WASHINGTON -- Despite the troubled rollout of the Affordable Care Act, Arizona Democrats touted the law's "many, many positive aspects" and showcased one woman Monday who successfully got health insurance through healthcare.gov.
Tucson retiree Sandy McNabb said on a conference call hosted by state Democrats that the longest part of the process was choosing her plan from among 100 options.
"If I was willing to stay with my current premium level and the reduced deductible it would have been quite easy, I would have just pressed the enroll button," she said. "But I was excited to have all these choices."
But a spokesman for the Arizona Republican Party scoffed at the claims, saying the law has been a "total disaster" that denies many in the state their plans of choice.
"There aren't a lot of happy people out there because of Obamacare," said Tim Sifert, state GOP spokesman. "Apparently the (Democrats) can find one."
The back-and-forth came as a survey showed that Americans remain divided on President Barack Obama's signature health care law, and that their opinions have changed little since the law passed in 2010.
The Kaiser Family Foundation tracking poll, published Friday, showed 38 percent of Americans liked the law, compared to 44 percent who viewed it unfavorably.
Though 64 percent of those polled by Kaiser reported having no experience with Obamacare, and 23 percent reported negative experiences, Sifert still called it a "monster" and said Americans are "very unhappy" with it.
But state Sen. Steve Farley, D-Tucson, who joined McNabb and state Sen. Anna Tovar, D-Tolleson, on the conference call, accused Republicans of attacking the health care law "simply because they don't like the president."
Tovar said she had to "struggle and fight" for coverage after she was treated for cancer 11 years ago, but said the new law offers "peace of mind" for people with pre-existing conditions.
"Thankfully, today with the affordable healthcare act, many patients will not have to go through" what she went through, Tovar said.
McNabb was one of those people. Limited to costly insurance because she had been prescribed blood pressure medications, McNabb said she was able to find coverage under the new law that she likes better.
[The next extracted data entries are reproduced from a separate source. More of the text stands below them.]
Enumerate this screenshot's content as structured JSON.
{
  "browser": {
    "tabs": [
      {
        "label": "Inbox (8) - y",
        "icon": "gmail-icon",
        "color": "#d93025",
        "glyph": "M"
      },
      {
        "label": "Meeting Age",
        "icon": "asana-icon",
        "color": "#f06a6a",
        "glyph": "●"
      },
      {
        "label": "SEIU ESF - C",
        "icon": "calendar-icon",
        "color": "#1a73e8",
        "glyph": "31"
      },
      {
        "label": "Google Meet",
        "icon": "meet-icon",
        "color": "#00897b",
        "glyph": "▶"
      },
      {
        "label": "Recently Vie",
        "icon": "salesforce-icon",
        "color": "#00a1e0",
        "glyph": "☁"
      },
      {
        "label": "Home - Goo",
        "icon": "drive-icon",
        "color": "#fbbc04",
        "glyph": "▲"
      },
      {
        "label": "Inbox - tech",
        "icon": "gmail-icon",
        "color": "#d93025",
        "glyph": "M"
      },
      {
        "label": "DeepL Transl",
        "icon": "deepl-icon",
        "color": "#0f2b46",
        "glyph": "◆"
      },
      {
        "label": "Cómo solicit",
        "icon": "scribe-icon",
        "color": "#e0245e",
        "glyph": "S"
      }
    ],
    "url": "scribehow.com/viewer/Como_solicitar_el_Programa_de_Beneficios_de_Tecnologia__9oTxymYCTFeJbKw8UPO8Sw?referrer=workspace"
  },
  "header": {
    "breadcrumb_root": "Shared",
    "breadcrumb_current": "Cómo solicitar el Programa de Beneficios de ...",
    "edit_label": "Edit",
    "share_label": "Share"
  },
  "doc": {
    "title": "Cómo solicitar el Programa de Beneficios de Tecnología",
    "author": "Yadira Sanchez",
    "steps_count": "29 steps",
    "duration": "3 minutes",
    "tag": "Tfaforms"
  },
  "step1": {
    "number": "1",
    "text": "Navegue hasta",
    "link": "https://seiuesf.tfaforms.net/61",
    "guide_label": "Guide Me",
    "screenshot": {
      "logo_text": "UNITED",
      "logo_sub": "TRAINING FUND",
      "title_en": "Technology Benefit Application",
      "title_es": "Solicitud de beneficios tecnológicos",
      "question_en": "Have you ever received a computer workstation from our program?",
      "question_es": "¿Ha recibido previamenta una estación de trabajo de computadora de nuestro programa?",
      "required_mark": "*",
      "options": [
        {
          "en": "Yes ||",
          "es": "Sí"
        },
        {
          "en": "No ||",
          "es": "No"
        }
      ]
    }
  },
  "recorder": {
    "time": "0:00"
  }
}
It will cost her $500 in monthly premiums, compared to the $357 a month she pays now, but she will have better coverage and a deductible of $1,500 -- down from $7,500 now.
"My total out-of-pocket expenses are limited to $4,000 as opposed to $10,500 with my current policy," she said. "If I compare my new policy to my old policy, I'm actually saving potentially about 30 percent … so I am just beaming."
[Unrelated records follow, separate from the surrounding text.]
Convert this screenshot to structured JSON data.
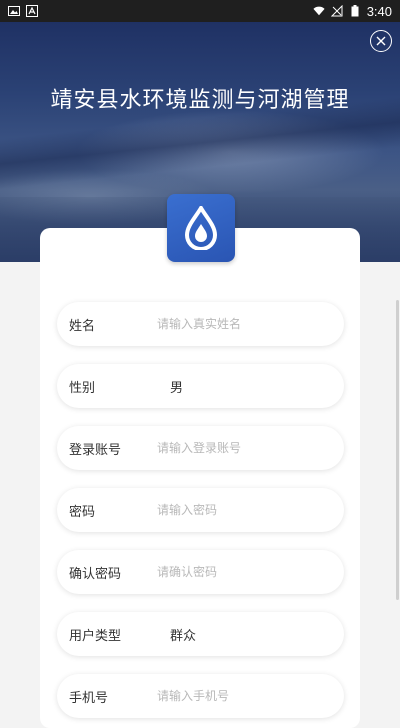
{
  "status_bar": {
    "time": "3:40",
    "left_icons": [
      "image-icon",
      "text-icon"
    ],
    "right_icons": [
      "wifi-icon",
      "signal-icon",
      "battery-icon"
    ]
  },
  "header": {
    "title": "靖安县水环境监测与河湖管理"
  },
  "form": {
    "fields": [
      {
        "label": "姓名",
        "placeholder": "请输入真实姓名",
        "value": ""
      },
      {
        "label": "性别",
        "placeholder": "",
        "value": "男"
      },
      {
        "label": "登录账号",
        "placeholder": "请输入登录账号",
        "value": ""
      },
      {
        "label": "密码",
        "placeholder": "请输入密码",
        "value": ""
      },
      {
        "label": "确认密码",
        "placeholder": "请确认密码",
        "value": ""
      },
      {
        "label": "用户类型",
        "placeholder": "",
        "value": "群众"
      },
      {
        "label": "手机号",
        "placeholder": "请输入手机号",
        "value": ""
      }
    ]
  },
  "colors": {
    "accent": "#2f5fbf",
    "background": "#f3f3f3",
    "hero": "#2b4275"
  }
}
McNabb admitted the online marketplace was still "kludgy" when she signed on, but that she watched television while waiting for each page to load.
How many Arizonans have been able to register or enroll through the online marketplace is unclear. Some insurers said they are seeing enrollments online in "painfully small numbers," and others said it's too early to release enrollment numbers.
One of those offering coverage on the federal exchange, Meritus Health Partners, has had 12 people enroll, said CEO Kathleen Oestreich. Many others are interested, she said, but because they are eligible for federal subsidies they cannot enroll until the website begins working properly.
"The good news is we're getting files with accurate data," Oestreich said. "It tells us the system works from end to end, it's just slow."
Oestreich said she worries that if it takes too long to fix the site, people will lose patience and won't sign up. Interest has already fallen off a little since early October, she said.
But Oestreich also said she did not expect an "avalanche" of enrollments in October because customers would still be mulling their options.
"There's a tremendous amount of competition, so for the consumer it's even a lot more work because they have a lot more choices and a lot more comparing to do," Oestreich said.
But Sifert said the health care law limits choice.
"The options have been taken away by the Obama administration," he said. "All those people that liked their plan and now they can't have it, that's been taken away from them."